Gündem

AFAD Genel Müdürü Tatar, Manisa'nın deprem riskini anlattı

Manisa'da yaklaşık 2 bin binanın aktif Manisa fayı üzerinde bulunduğunu ve deprem sarsıntısından bağımsız fay hareketlerinden doğrudan doğruya etkilenme tehlikesiyle karşı karşıya olduğunu söyleyen Genel Müdür Prof. Dr. Orhan Tatar, "Halen 6 Şubat'ı konuştuğumuzda zorlanıyorum, gözlerim yaşarıyor. Ama Manisa da çok farklı değil. Şehrin göbeğinden geçen bir aktif fay var" dedi.

Manisa İl Afet Risk Azaltma Planı (İRAP) Değerlendirme Toplantısı, Vali Vahdettin Özkan ve Prof. Dr. Orhan Tatar başkanlığında, Manisa İl Tarım ve Orman Müdürlüğü Konferans Salonu'nda gerçekleştirildi. Toplantının açılış konuşmasını yapan Manisa Valisi Vahdettin Özkan, risk azaltma planıyla Manisa'da büyük tehlike oluşturabilecek bir çok orman yangınının daha başındayken sonlandırıldığını söyledi.

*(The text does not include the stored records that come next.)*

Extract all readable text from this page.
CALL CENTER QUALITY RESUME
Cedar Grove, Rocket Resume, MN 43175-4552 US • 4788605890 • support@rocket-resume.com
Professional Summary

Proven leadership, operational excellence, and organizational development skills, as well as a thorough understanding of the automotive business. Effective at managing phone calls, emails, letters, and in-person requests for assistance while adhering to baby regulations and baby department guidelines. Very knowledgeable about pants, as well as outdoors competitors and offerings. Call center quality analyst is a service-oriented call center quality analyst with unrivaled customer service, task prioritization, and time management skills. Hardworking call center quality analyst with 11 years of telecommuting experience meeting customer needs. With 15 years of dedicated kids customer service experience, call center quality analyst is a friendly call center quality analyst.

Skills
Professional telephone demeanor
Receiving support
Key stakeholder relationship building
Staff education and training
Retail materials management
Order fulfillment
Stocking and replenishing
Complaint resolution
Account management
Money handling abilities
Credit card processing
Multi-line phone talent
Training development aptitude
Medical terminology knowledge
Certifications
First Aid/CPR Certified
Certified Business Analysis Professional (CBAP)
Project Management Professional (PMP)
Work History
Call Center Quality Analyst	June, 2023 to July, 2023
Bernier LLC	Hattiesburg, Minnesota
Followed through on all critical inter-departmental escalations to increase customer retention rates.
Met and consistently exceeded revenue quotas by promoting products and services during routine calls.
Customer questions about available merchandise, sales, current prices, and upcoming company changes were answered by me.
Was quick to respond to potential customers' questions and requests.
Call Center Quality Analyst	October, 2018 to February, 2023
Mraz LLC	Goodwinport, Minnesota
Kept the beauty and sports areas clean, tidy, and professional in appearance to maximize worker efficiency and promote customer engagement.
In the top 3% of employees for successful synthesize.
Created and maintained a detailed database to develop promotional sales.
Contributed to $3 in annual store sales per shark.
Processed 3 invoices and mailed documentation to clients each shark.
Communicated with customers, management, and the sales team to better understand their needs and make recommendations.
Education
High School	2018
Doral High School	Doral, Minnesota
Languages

2 bin bina fay hareketinden doğrudan etkilenme tehlikesiyle karşı karşıya

Manisa'da yaklaşık 2 bin binanın aktif Manisa fayı üzerinde bulunduğunu ve deprem sarsıntısından bağımsız fay hareketlerinden doğrudan doğruya etkilenme tehlikesiyle karşı karşıya olduğunu söyleyen Genel Müdür Prof. Dr. Orhan Tatar, "6 Şubat'ı en acı şekilde yaşamış bütün o süreçlerin içerisinde bulunmuş bir kişi olarak şunu söylemek istiyorum. Birçok büyük depremden sonra ‘milat' dedik. ‘Bu artık milat olsun' dedik ama artık 6 Şubat son bir adımız olsun. Çünkü 53 bin 737 canımızı yitirdik. Çok büyük acılar yaşadık. Halen 6 Şubat'ı konuştuğumuzda zorlanıyorum, gözlerim yaşarıyor. Ama Manisa da çok farklı değil. Şehrin göbeğinden geçen bir aktif fay var. Bizim Manisa fayı diye adlandırdığımız fayın düşen bloğu üzerinde gerçekten göreceli olarak baktığınızda çok da iyi sayılmayacak bir zemin üzerinde oturan bir Manisa'mız var. Ve fayın üzerinde de çok sayıda bina var. Yani sadece zemin kaynaklı değil aynı zamanda doğrudan oraya fayın üzerinde şu anda bulunan belki 2 bin civarında benim bir çalışmada bildiğim, gördüğüm çok sayıda binada aynı zamanda fayın bizim yüzey faylanması tehlikesi dediğimiz doğrudan doğruya fay hareketlendiğinde bir yüzey kırığı oluşturduğunda zeminden depremin dalga etkisinden bağımsız ayrıca oluşturacağı bir tehlike de var. O yüzden bu gerçekleri bilmek durumundayız. Ve bu risk azaltma çalışmalarını yaparken de hiçbir şeyi ‘mış' gibi yapmamamız gerekiyor. Yani skorla ilgimiz yok. Yüzde 32, 35, 40, 50 hiç önemli değil. Ama 10 tane eylemimiz varsa bir kurumumuzun bunun içinden gerçekten bir tanesini, iki tanesini bile gerçek anlamda ‘evet ya ben bu eylemin gereklerini yerine getirdim. Bu riski bertaraf ettim. Artık güvenli bir şekilde burayı kullanabilirim' diyebileceğimiz bir anlayış içinde olmamız gerekiyor ki bu risk azaltma planları konusunda kendimizi kandırmayalım" ifadelerini kullandı.

Manisa Büyükşehir Belediyesi Başkanı Besim Dutlulu, belediyelerin afet yönetiminde kilit kurumlar olduğunu belirterek, "Belediyeler afet konusunda çok önemli kurumlar ve işin tam merkezinde yer alıyor. Deprem, büyükşehir ve ilçe belediyelerimizin, valiliğimizin ve tüm kurumların iş birliği içinde çözmesi gereken bir konudur. Bize gösterilen en önemli noktalardan biri mevcut yapı stokumuzun durumuydu. Haritayı gördüğümüzde gerçekten insanın içini ürperten, kıpkırmızı bir tabloyla karşılaştık. 2000 yılından önce yapılan tüm binalar risk taşıyor. Bu nedenle bu yapıları kentsel dönüşüme sokarak yenilememiz gerekiyor. Hem belediyelere hem devletimize bu konuda büyük sorumluluk düşüyor. Risk azaltma aslında tam da budur" dedi.